Bell Let’s Talk Day is today. Seems fitting that I restart my blog on this day because mental health issues are the reason why I haven’t been talking, sharing, blogging or running.
Last year on this day, I shared that I have dealt with depression most of my adult life. It was an easy post to write because I was feeling good and managing my symptoms well. My treatment at the time, of exercise and diet, was working so well that I may have forgotten just HOW important the treatment was.
Life was really good but then I entered stress fracture land. I was so focused on the missed running goals, that I failed to notice the tiny symptoms of depression and anxiety starting to peak into my day. Once we entered the dull and dreary weather of a Maritime fall, the symptoms were no longer tiny and no longer peaking into my day but rather taking over.
Even though I had been cleared to run in the fall, I was being super careful not to get hurt again and taking it slow. Thanks to the depression, I had no energy or desire to run, so my runs were few and far between. It was just not enough anymore. I was sliding down the slippery slope and needed help to put the breaks on.
I made the appointment I dreaded with my doctor who prescribed medication to help. It probably did help a bit, but the side effects were beyond ridiculous and were only getting worse the longer I stayed on the medication. I became an exhausted, cranky as old hell, completely unfocused, unable to eat, emotionally uncontrollable zombie. Sounds like fun, eh? Add a nasty two-week flu bug to our six-person family, the Christmas holidays, stress of work to rule in the kid’s schools, the exhaustion of pretending that nothing is wrong and I’m really not sure how the heck we made it through the end of 2016.
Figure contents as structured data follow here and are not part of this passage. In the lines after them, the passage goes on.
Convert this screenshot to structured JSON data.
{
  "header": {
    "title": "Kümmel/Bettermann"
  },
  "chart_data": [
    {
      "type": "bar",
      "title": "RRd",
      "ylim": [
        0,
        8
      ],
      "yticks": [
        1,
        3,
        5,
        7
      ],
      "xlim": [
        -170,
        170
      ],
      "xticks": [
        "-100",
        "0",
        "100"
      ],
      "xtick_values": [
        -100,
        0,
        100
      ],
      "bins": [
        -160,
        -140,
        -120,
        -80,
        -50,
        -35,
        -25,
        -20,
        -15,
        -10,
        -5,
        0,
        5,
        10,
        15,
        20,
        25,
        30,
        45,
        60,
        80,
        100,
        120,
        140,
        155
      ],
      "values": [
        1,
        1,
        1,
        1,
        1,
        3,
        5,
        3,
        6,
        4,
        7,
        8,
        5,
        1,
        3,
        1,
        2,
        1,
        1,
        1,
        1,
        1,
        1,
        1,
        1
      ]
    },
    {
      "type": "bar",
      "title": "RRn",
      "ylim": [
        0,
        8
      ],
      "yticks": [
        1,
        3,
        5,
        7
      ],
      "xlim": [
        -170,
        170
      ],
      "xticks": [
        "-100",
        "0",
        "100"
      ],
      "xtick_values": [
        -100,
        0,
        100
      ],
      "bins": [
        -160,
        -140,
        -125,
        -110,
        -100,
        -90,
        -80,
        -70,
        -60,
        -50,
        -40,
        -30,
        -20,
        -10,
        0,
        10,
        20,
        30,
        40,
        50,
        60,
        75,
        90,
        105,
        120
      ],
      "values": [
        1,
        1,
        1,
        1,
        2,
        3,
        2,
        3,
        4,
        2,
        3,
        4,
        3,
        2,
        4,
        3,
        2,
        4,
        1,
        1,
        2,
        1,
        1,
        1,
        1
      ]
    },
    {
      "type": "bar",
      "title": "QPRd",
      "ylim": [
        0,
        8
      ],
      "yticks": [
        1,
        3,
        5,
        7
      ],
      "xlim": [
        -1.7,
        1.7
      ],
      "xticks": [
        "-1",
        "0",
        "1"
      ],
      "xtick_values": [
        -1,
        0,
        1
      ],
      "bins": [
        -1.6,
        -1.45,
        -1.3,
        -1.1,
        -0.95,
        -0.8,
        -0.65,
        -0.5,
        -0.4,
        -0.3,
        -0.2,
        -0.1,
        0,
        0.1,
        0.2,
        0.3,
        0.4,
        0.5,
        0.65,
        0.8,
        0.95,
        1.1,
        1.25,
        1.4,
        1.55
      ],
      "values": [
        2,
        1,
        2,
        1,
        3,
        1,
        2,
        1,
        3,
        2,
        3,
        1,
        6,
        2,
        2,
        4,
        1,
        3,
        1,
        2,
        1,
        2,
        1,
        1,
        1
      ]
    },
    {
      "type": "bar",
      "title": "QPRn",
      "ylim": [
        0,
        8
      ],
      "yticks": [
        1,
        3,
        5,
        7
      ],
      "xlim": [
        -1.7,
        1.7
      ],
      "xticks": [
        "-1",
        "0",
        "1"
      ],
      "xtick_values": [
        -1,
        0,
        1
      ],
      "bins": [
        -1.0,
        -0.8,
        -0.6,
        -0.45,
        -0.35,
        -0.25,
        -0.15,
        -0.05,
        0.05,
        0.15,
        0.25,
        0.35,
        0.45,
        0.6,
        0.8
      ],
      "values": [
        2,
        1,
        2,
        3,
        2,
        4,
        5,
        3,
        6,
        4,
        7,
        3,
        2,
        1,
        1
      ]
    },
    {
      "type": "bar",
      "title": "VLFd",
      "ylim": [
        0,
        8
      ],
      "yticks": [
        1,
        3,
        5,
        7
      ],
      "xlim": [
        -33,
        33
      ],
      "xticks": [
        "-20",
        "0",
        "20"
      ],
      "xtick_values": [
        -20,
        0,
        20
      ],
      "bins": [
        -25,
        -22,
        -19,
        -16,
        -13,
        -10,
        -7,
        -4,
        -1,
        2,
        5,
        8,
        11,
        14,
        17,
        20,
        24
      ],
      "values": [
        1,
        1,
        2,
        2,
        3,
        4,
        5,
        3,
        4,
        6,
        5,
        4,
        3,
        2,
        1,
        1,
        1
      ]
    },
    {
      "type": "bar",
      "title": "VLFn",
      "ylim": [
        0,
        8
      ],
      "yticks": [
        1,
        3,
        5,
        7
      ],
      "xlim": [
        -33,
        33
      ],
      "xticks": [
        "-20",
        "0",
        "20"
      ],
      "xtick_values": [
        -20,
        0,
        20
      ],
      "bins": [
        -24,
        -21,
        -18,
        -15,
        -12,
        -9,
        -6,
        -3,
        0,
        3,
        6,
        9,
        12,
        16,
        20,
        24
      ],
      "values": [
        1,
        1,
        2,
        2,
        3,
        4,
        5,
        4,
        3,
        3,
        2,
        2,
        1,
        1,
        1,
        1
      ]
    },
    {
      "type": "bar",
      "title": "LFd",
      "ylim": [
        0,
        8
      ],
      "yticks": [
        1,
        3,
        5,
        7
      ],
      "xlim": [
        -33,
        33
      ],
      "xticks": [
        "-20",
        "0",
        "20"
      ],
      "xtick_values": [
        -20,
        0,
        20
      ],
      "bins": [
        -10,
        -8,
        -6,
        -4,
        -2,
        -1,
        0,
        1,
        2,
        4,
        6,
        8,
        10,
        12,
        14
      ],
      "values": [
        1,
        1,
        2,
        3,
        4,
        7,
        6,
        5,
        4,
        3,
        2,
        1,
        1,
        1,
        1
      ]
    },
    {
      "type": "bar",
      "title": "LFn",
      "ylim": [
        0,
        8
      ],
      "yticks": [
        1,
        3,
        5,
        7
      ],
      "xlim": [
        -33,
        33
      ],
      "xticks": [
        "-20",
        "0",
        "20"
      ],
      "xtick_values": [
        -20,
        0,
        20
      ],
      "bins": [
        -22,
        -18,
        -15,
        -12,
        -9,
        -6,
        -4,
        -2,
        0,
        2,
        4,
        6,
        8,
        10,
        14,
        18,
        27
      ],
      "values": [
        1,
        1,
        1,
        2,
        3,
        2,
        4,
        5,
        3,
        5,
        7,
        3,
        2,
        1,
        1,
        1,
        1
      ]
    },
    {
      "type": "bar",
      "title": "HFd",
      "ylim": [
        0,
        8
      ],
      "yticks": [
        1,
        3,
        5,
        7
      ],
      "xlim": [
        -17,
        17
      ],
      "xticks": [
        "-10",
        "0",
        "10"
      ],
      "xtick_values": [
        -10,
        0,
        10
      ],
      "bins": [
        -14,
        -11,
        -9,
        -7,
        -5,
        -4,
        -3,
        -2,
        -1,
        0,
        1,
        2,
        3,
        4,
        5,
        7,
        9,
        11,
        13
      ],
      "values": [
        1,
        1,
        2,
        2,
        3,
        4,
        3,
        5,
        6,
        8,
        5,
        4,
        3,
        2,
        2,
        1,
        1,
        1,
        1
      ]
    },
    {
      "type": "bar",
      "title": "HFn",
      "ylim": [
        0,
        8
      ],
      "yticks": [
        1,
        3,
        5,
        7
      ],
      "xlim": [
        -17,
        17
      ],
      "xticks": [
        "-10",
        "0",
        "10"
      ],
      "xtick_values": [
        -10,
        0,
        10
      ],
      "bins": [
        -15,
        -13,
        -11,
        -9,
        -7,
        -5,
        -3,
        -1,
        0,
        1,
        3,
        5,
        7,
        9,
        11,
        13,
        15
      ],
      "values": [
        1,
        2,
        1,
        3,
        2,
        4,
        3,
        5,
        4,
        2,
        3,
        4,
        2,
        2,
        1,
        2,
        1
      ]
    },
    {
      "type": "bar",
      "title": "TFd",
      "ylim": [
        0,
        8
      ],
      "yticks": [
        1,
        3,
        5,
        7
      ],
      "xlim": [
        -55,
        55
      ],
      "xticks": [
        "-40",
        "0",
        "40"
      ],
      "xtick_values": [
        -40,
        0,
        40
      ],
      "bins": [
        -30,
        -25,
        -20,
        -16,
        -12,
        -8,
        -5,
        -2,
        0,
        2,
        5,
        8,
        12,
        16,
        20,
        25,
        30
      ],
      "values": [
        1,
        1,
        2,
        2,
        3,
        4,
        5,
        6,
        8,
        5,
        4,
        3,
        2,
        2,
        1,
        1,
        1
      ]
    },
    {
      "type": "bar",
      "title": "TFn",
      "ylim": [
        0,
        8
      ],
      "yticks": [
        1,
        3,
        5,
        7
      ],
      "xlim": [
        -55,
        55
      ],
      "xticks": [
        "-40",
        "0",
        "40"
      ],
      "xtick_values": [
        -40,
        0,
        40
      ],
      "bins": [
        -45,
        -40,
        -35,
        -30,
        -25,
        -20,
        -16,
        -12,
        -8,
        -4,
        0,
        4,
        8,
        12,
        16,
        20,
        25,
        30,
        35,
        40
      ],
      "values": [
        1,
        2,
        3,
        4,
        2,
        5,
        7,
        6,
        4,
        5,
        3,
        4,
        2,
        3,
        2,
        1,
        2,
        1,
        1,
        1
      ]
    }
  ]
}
Lucky for me, my doctor is amazing and took time to chat with me, and chat and chat. We put me on a new treatment plan just days before Christmas. I was prescribed running and yoga because it is what worked for me for the five years before this fall. It isn’t just something I do for fun now, it’s a treatment plan and we are working back up to a good dose for me. I am already starting to feel the small differences but know that I still have a long way to go. It’s challenging. It’s hard. It’s frustrating. When it’s gross and freezing outside, I remind myself that the exercise is as important as anyone’s required medication for their health issues. I must work up to a dose that appropriate for me.
So, I guess that means I am on my way back. I have not set any running goals and I am not sure they are going to be set this year. If that first half marathon happens, that’s great, but it isn’t the priority right now. I won’t have weekly recaps of my increased mileage and strength training programs for a while, I won’t have race countdowns to close out my blog as usual and I am ok with all that. This may all come back as the recovery progresses but for now, this is just me – raw and healing with the tools of running and yoga, with the support and patience of family and friends and with the knowledge that I am not alone in this.
Please participate in Bell’s Let’s Talk day in any way you can so more people can receive the help they need to know they are not alone.